From charlesreid1

Hash Maps: Collision Handling with Chaining

Chaining is a way of using linked lists to deal with the problem of turning a huge keyspace with a tiny number of keys into actual usable slots in an array.

Normally, if you turn a keyspace into usable slots in an array, you have a tradeoff between a large range (meaning a larger number of potential slots, and therefore higher memory usage) and a small range (meaning a smaller number of potential slots, and therefore a higher probability of colliding hashes).

Chaining deals with this problem by erring on the side of a small range (and therefore more efficient memory usage), and dealing with collisions by storing buckets of values in linked lists, rather than storing the single values themselves.

So, I have a high probability of two keys (say, the strings "peanut butter" and "jelly") mapping to the same two keys in the array (say, the integer 10). But I can deal with this by placing the data corresponding to the key "peanut butter" in a linked list node and add it to a linked list stored at array index 10. Then, when I pass in "jelly" data, I get the same slot in the array (10), but create another linked list node with data corresponding to key "jelly" and add it to the same linked list at array index 10.

Worst case: all your keys have exactly the same hash, so you just have one big long linked list of size n. Then the complexity class is \Theta(n).

In the worst case, hashing sucks. But normally, it works really well, because of randomization.

Note: see Theta versus Big O for a discussion of when to use \Theta( f(N) ) versus O( f(N) ).

Expected length of chain

Analysis: What is the expected length of a chain of hashed items, if we have n keys and m slots?

Don't overthink this! The expected length of a chain of hashed items assumes you have a good hash function, so it assumes a perfectly uniform distribution of n items into m slots. So each of the m slots gets n/m.

The probability of one key going into one slot is 1/m. The probability of each key is independent. Each slot gets a 1/m chance of receiving the ith key, so they see a probability of getting a key of (1/m) + (1/m) + (1/m) + (1/m) + ...

This is something we want to control.

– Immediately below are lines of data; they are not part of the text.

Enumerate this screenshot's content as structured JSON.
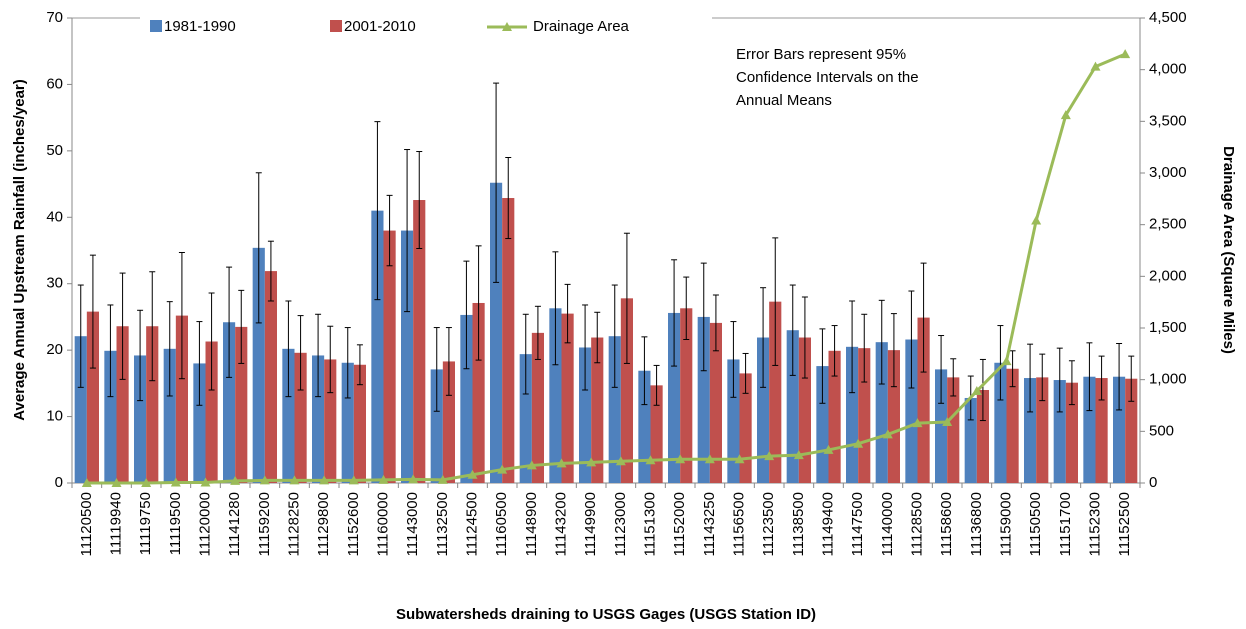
{
  "chart_data": {
    "type": "bar",
    "x_label": "Subwatersheds draining to USGS Gages (USGS Station ID)",
    "y_label": "Average Annual Upstream Rainfall (inches/year)",
    "y2_label": "Drainage Area (Square Miles)",
    "annotation": [
      "Error Bars represent 95%",
      "Confidence Intervals on the",
      "Annual Means"
    ],
    "categories": [
      "11120500",
      "11119940",
      "11119750",
      "11119500",
      "11120000",
      "11141280",
      "11159200",
      "11128250",
      "11129800",
      "11152600",
      "11160000",
      "11143000",
      "11132500",
      "11124500",
      "11160500",
      "11148900",
      "11143200",
      "11149900",
      "11123000",
      "11151300",
      "11152000",
      "11143250",
      "11156500",
      "11123500",
      "11138500",
      "11149400",
      "11147500",
      "11140000",
      "11128500",
      "11158600",
      "11136800",
      "11159000",
      "11150500",
      "11151700",
      "11152300",
      "11152500"
    ],
    "series": [
      {
        "name": "1981-1990",
        "type": "bar",
        "color": "#4f81bd",
        "values": [
          22.1,
          19.9,
          19.2,
          20.2,
          18.0,
          24.2,
          35.4,
          20.2,
          19.2,
          18.1,
          41.0,
          38.0,
          17.1,
          25.3,
          45.2,
          19.4,
          26.3,
          20.4,
          22.1,
          16.9,
          25.6,
          25.0,
          18.6,
          21.9,
          23.0,
          17.6,
          20.5,
          21.2,
          21.6,
          17.1,
          12.8,
          18.1,
          15.8,
          15.5,
          16.0,
          16.0
        ],
        "errors": [
          7.7,
          6.9,
          6.8,
          7.1,
          6.3,
          8.3,
          11.3,
          7.2,
          6.2,
          5.3,
          13.4,
          12.2,
          6.3,
          8.1,
          15.0,
          6.0,
          8.5,
          6.4,
          7.7,
          5.1,
          8.0,
          8.1,
          5.7,
          7.5,
          6.8,
          5.6,
          6.9,
          6.3,
          7.3,
          5.1,
          3.3,
          5.6,
          5.1,
          4.8,
          5.1,
          5.0
        ]
      },
      {
        "name": "2001-2010",
        "type": "bar",
        "color": "#c0504d",
        "values": [
          25.8,
          23.6,
          23.6,
          25.2,
          21.3,
          23.5,
          31.9,
          19.6,
          18.6,
          17.8,
          38.0,
          42.6,
          18.3,
          27.1,
          42.9,
          22.6,
          25.5,
          21.9,
          27.8,
          14.7,
          26.3,
          24.1,
          16.5,
          27.3,
          21.9,
          19.9,
          20.3,
          20.0,
          24.9,
          15.9,
          14.0,
          17.2,
          15.9,
          15.1,
          15.8,
          15.7
        ],
        "errors": [
          8.5,
          8.0,
          8.2,
          9.5,
          7.3,
          5.5,
          4.5,
          5.6,
          5.0,
          3.0,
          5.3,
          7.3,
          5.1,
          8.6,
          6.1,
          4.0,
          4.4,
          3.8,
          9.8,
          3.0,
          4.7,
          4.2,
          3.0,
          9.6,
          6.1,
          3.8,
          5.1,
          5.5,
          8.2,
          2.8,
          4.6,
          2.7,
          3.5,
          3.3,
          3.3,
          3.4
        ]
      },
      {
        "name": "Drainage Area",
        "type": "line",
        "axis": "y2",
        "color": "#9bbb59",
        "values": [
          0,
          0,
          0,
          5,
          5,
          20,
          25,
          25,
          25,
          25,
          30,
          35,
          30,
          80,
          130,
          170,
          190,
          200,
          210,
          220,
          230,
          230,
          230,
          260,
          270,
          320,
          380,
          470,
          580,
          590,
          890,
          1180,
          2540,
          3560,
          4030,
          4150
        ]
      }
    ],
    "ylim": [
      0,
      70
    ],
    "yticks": [
      0,
      10,
      20,
      30,
      40,
      50,
      60,
      70
    ],
    "y2lim": [
      0,
      4500
    ],
    "y2ticks": [
      0,
      500,
      {
        "value": 1000,
        "label": "1,000"
      },
      {
        "value": 1500,
        "label": "1,500"
      },
      {
        "value": 2000,
        "label": "2,000"
      },
      {
        "value": 2500,
        "label": "2,500"
      },
      {
        "value": 3000,
        "label": "3,000"
      },
      {
        "value": 3500,
        "label": "3,500"
      },
      {
        "value": 4000,
        "label": "4,000"
      },
      {
        "value": 4500,
        "label": "4,500"
      }
    ],
    "grid": false,
    "legend": "top"
  }
}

We call this the load factor.

The runtime of retrieving all the keys from a slot therefore becomes (n/m), so if m = \Theta(n) we can say that retrieval is \Theta(1)

More correctly, retrieval is \Theta(1 + \lambda) where lambda is the load factor

Simple uniform hashing

Simple uniform hashing is basically the hashing equivalent of the assumption that running any single operation has a constant O(1) cost. It makes big O analysis easier. Likewise, to analyze the performance of chaining, we want to be able to use simple uniform hashing to simplify analysis.

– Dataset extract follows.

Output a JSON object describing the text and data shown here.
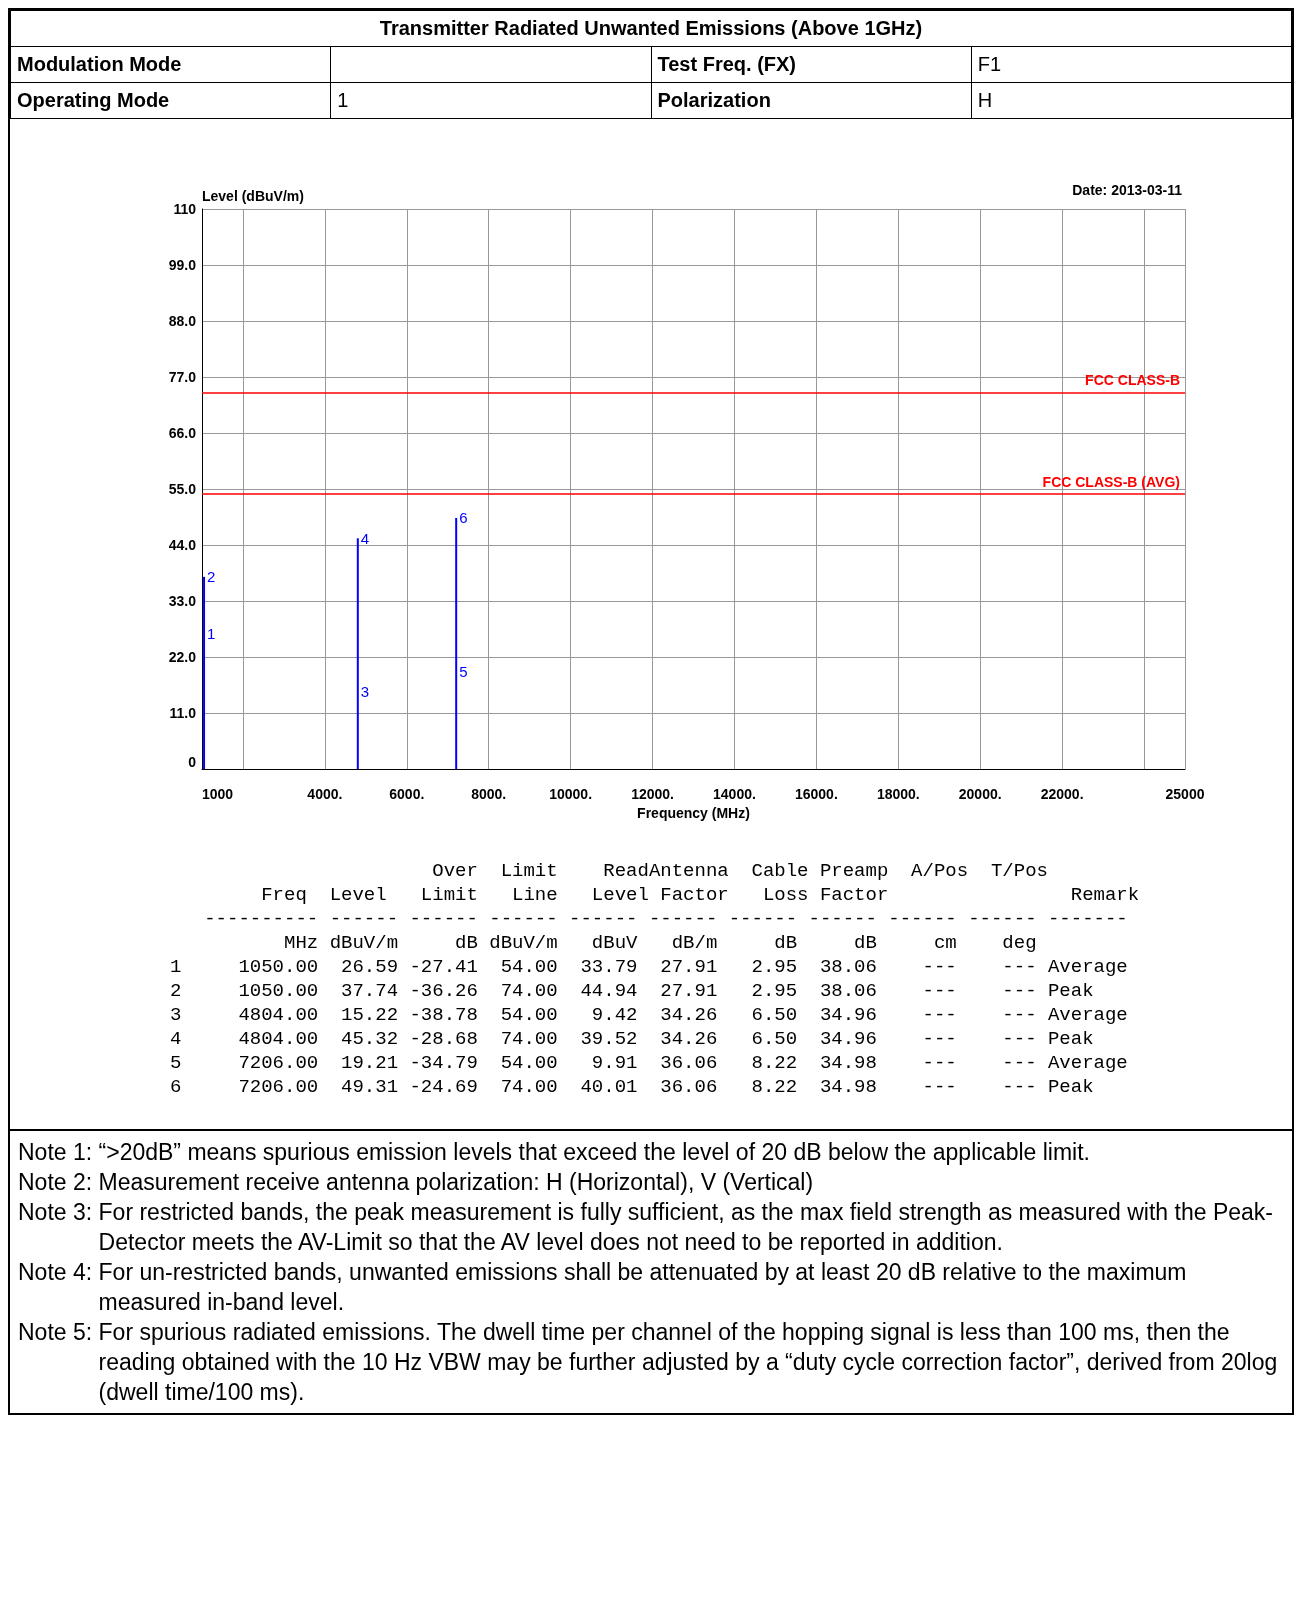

This gives us an average case. If we assume anything less than uniform, we end up with worse- to worst-case scenarios.

Good hash functions (compression functions)

Most common:

  • Division method
  • Multiplication method
  • MAD (multiply-and-divide) method/Universal hashing

Division method:

h(k) = k \mod m

We require m to be prime to minimize collisions, and be far from powers of 2 or 10 (more commonly occurring)

Multiplication method:

h(k) = a k \mod 2^w > > (w-r)

w bit machine. right arrows mean shift it right (w-r) bits.

MAD Method/Universal hashing:

Map a key to:

h(k) = \left( (ak + b) \mod p \right) \mod m

where a and b are integers chosen at random from interval 0 to p-1, p is a prime number larger than N.

For the worst case keys, k1 != k2,

Pr \left( h(k_1) = h(k_2) \right) = \frac{1}{m}


We implement a chained collision handling hash table here: link:

In this particular implementation, we did not, strictly speaking, follow the "traditional" chained hash table by using a linked list to store items in different buckets - instead, we used the UnsortedArrayMap class, which is basically (internally) an ArrayList of MapItem objects (which are the key-value pairs that the map stores).